Poproszę kilogram ekstrawertyzmu. Natychmiast!
: 05 lis 2008, 1:06
Tak sobie myślę, że jakieś zmęczenie materiału mnie nastało. A niestety okazja jest temu niesprzyjająca i naprawdę motyla noga nie wiem juz co by tu mądrego ze sobą wykminić. Z tego , że mam dość grube zapędy introwertyka zdaję sobie doskonale sprawę. Ale to wykańcza. Momentami mam wrażenie, że moje życe przecieka mi przez krzywe paluchy (bo krzywe są
). Zwłaszcza kiedy jest się Erazamusem. Zwłaszcza, że na Erazmusie trzeba być zawsze gotowym do nawiązywania nowych znajomości. Toż to niepowtarzalna szansa! Trzeba się szczerzyć ile wlezie i poznawać, poznawać, poznawać...imprezować, bo inaczej wyjdzie się na sztywniaka. A ja i tak na sztywniaka wychodzę bo w 89% przypadków panikuję przed zagadaniem nieznanego osobnika.
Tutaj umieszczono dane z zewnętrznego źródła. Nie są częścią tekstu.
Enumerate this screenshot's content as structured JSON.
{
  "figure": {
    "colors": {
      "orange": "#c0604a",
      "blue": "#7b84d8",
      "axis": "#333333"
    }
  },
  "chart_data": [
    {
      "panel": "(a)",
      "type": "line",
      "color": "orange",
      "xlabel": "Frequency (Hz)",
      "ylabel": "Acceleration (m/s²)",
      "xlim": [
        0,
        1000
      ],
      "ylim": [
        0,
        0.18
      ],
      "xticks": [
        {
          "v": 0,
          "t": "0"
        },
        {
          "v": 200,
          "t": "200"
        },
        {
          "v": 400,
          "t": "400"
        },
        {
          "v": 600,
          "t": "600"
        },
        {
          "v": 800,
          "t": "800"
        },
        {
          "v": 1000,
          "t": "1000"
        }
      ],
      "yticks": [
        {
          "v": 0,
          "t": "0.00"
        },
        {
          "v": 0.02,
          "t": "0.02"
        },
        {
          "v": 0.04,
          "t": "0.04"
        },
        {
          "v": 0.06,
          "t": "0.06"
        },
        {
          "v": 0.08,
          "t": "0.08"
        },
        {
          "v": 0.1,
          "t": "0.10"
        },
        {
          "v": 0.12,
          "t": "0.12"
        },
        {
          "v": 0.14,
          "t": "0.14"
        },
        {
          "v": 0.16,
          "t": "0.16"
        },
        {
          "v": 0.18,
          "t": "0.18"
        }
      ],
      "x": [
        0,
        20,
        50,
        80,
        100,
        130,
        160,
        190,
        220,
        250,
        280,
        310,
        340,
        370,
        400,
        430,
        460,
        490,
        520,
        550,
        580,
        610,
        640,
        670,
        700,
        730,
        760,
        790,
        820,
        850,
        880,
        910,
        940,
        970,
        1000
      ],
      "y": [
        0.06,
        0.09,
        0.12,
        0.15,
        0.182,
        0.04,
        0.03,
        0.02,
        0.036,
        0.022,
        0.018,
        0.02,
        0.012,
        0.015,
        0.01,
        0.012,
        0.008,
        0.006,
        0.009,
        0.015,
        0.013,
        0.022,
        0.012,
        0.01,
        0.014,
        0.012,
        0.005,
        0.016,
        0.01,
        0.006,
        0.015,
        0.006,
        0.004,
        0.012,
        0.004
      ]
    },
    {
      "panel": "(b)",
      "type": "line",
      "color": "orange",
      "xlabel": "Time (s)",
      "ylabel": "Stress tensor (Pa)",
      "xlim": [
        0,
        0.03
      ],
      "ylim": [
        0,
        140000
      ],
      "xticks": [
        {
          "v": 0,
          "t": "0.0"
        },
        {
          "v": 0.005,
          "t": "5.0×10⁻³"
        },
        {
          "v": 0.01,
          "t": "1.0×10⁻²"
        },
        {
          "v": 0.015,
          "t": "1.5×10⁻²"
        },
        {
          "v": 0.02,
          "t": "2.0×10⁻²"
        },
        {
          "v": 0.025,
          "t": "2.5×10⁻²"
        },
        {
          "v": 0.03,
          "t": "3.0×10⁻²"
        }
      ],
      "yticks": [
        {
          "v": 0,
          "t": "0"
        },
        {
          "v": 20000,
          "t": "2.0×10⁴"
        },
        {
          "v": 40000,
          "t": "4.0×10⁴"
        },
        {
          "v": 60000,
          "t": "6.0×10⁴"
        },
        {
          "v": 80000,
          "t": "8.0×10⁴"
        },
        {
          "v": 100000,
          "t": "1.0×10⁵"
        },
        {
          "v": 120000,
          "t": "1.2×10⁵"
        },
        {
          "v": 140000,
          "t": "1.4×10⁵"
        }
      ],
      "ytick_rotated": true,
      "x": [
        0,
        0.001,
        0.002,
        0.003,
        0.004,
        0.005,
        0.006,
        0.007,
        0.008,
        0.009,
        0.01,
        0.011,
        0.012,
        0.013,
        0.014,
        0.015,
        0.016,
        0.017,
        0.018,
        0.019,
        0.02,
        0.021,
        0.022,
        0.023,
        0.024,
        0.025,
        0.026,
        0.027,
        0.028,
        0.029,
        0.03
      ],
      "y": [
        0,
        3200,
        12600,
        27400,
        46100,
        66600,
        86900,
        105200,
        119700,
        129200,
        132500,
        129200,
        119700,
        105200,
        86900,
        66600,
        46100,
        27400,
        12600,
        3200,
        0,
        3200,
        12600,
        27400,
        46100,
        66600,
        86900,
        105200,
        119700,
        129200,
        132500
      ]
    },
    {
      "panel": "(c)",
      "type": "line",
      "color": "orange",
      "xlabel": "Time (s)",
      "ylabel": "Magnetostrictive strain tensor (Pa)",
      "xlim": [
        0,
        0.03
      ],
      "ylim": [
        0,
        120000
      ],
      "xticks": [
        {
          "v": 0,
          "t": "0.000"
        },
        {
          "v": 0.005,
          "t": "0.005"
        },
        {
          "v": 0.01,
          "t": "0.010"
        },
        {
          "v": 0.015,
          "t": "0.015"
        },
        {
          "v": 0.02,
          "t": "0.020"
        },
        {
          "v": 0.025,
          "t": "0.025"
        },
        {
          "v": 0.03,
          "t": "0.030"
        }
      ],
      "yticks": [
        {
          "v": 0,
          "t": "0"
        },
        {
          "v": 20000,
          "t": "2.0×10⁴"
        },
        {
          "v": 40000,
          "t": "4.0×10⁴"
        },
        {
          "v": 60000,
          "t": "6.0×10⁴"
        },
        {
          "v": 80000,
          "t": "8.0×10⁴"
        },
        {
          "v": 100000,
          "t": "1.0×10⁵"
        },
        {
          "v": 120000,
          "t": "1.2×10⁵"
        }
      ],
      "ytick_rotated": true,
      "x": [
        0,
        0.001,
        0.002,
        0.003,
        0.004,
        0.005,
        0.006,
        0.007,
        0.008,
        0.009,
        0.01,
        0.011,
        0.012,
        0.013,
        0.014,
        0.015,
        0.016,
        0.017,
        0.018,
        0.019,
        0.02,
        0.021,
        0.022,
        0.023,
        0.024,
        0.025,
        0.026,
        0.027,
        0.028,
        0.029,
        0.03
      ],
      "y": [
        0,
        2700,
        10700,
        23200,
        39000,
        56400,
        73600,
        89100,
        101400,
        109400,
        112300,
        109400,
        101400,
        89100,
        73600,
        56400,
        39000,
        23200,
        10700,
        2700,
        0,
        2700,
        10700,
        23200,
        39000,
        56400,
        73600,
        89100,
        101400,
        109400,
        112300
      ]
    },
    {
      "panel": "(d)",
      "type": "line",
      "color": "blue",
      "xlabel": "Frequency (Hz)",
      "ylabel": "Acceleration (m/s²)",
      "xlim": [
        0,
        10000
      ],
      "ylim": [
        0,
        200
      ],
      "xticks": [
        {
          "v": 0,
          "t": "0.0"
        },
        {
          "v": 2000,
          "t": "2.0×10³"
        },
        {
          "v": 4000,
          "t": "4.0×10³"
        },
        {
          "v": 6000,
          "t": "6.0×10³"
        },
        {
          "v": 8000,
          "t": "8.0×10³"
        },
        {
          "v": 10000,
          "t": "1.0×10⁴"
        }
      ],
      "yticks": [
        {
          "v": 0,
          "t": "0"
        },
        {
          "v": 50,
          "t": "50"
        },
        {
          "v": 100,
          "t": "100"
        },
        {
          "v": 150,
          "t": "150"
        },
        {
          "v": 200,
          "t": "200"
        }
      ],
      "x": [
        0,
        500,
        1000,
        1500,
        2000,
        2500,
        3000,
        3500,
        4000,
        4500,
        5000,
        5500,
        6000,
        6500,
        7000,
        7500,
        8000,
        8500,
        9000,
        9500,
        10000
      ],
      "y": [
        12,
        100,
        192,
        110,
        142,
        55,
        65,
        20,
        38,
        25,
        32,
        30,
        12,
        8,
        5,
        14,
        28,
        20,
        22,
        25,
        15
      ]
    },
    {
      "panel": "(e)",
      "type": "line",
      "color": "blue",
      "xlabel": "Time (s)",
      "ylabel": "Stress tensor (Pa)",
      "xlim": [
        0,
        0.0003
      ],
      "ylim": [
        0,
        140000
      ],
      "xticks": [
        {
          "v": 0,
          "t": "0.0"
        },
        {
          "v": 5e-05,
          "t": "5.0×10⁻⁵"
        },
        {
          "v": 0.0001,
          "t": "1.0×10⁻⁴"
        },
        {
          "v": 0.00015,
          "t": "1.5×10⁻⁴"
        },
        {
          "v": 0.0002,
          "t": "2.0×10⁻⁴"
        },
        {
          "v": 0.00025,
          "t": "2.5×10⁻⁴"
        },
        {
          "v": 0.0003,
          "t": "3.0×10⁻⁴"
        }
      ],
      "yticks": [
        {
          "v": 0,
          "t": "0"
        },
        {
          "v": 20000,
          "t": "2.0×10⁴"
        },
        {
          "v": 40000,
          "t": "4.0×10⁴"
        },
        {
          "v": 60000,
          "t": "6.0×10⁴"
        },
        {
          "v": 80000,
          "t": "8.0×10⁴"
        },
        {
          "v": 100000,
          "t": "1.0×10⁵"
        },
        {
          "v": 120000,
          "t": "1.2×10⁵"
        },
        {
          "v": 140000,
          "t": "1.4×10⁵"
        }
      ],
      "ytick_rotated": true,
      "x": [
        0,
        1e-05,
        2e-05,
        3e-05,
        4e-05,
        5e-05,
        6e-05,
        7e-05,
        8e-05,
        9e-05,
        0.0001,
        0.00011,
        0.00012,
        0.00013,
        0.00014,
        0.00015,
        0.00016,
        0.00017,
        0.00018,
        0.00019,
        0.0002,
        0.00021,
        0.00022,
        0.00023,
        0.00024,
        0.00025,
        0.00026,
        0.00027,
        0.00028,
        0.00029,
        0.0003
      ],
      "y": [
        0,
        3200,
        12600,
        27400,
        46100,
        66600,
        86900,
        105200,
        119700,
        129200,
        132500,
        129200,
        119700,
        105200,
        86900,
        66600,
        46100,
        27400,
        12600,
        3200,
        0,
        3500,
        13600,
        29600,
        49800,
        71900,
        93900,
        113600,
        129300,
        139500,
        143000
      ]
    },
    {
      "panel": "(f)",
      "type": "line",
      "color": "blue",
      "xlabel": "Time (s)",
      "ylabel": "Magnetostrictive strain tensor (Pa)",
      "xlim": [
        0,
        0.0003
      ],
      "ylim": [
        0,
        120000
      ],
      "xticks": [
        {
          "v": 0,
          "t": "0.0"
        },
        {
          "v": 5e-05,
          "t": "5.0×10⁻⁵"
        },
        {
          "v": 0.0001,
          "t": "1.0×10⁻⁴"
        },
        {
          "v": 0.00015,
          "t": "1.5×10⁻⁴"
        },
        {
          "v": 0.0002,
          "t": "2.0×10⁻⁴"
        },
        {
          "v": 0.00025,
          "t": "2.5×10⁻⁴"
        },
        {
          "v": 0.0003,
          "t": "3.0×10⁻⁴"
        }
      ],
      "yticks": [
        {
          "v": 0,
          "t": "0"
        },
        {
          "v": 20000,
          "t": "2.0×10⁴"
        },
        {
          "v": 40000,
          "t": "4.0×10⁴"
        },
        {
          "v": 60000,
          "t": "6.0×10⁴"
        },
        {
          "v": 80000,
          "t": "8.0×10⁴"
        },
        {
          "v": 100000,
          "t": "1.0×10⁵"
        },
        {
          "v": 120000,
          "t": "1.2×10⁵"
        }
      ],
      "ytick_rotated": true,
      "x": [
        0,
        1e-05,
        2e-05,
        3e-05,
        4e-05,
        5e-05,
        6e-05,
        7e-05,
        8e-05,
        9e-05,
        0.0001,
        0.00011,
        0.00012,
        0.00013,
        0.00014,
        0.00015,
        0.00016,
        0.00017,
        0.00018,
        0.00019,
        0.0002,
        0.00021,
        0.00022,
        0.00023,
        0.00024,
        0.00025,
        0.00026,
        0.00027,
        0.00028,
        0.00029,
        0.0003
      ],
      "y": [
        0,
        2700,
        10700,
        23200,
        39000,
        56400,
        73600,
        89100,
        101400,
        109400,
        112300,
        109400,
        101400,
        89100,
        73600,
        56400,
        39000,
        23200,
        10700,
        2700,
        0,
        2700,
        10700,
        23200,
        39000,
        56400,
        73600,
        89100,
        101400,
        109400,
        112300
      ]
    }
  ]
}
A panikuję tylko dlatego, iż przeważnie zanim się zdecyduję na jakąkolwiek akcję, zostaję bezczelnie wyprzedzona przez jakiegoś ekstra I tak jestem niczem
Judym wątła, niebaczna, rozdwojona w sobie... Chciałabym a boję się...Co ja robię na tym Erazmusie, no co? ??? :evil: ARRGH!!! Jak ja nie cierrrrpię Smerfów! i chcę zostać ekstra na około 6 miesięcy... Jak tu zostać przy zdrowych zmysłach???! (wyszedł mi rasowy stream of conscioussness :lol: )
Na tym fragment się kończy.